In December 2003, Abrams was named to the Editorial Advisory Board of "Making Waves," the new quarterly publication of American women in radio and television. She is the current co-chair of NY READS TOGETHER a program sponsored by the New York Women's Agenda.

===New York===

====WABC-TV and WCBS-TV====
Before joining WCBS-TV in 2004, Abrams had spent 18 years at WABC-TV, beginning in February 1986, first as a general reporter and later as 5 p.m. co-anchor. This began Abrams's long association with the station. She stayed there until 2003.

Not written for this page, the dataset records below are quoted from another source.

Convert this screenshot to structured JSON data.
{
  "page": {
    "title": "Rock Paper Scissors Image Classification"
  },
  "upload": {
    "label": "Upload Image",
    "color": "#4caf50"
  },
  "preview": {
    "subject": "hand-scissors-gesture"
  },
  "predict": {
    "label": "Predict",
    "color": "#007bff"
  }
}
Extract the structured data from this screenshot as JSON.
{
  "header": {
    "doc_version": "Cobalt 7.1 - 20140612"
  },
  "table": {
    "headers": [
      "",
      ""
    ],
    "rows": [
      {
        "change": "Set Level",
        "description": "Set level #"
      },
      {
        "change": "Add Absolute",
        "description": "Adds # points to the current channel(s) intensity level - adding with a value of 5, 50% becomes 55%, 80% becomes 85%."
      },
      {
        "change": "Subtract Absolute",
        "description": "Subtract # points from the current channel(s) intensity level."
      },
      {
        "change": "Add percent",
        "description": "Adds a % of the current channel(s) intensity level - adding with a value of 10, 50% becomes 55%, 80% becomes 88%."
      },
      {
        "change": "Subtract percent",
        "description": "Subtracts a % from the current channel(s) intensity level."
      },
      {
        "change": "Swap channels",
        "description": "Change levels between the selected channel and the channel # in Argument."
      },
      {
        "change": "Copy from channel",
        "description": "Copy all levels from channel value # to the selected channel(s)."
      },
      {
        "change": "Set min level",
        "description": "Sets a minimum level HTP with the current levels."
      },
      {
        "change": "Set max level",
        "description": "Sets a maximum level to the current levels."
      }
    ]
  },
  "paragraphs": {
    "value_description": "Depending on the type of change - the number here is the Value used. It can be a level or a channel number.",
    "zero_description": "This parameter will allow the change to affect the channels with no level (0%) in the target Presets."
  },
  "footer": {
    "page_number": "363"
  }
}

Abrams then joined WCBS-TV as the co-anchor of "CBS2 News" at 5 and 11 p.m., and began appearing there on April 19, 2004. First she was paired with veteran New York news anchor Ernie Anastos, who had co-anchored WABC Eyewitness News with her in the 1980s, and then with Jim Rosenfield. In April 2006, she was moved from 11 p.m. to noon, co-anchoring with Mary Calvi. Abrams was replaced at 11 p.m. with veteran Dana Tyler (whom Abrams had replaced at 11 p.m. upon joining WCBS in 2003). In November 2006, however, Abrams left the air after WCBS-TV sports anchor Chris Wragge and newly hired Kristine Johnson (formerly of NBC News and MSNBC) became the anchors at noon and 5 p.m. (and eventually moved from noon to 11 p.m.).

==In popular culture==
- In 2005, Abrams appeared as herself during a brief news segment in the feature film War of the Worlds, an adaptation of H. G. Wells novel of the same name, directed by Steven Spielberg and starring Tom Cruise.
- Abrams appeared in the 2008 film Pride and Glory, starring Ed Norton and Colin Farrell.
- Abrams appeared in the 2017 film Turn It Around: The Story of East Bay Punk, a documentary with a central focus on the emergence of the 924 Gilman Street music collective.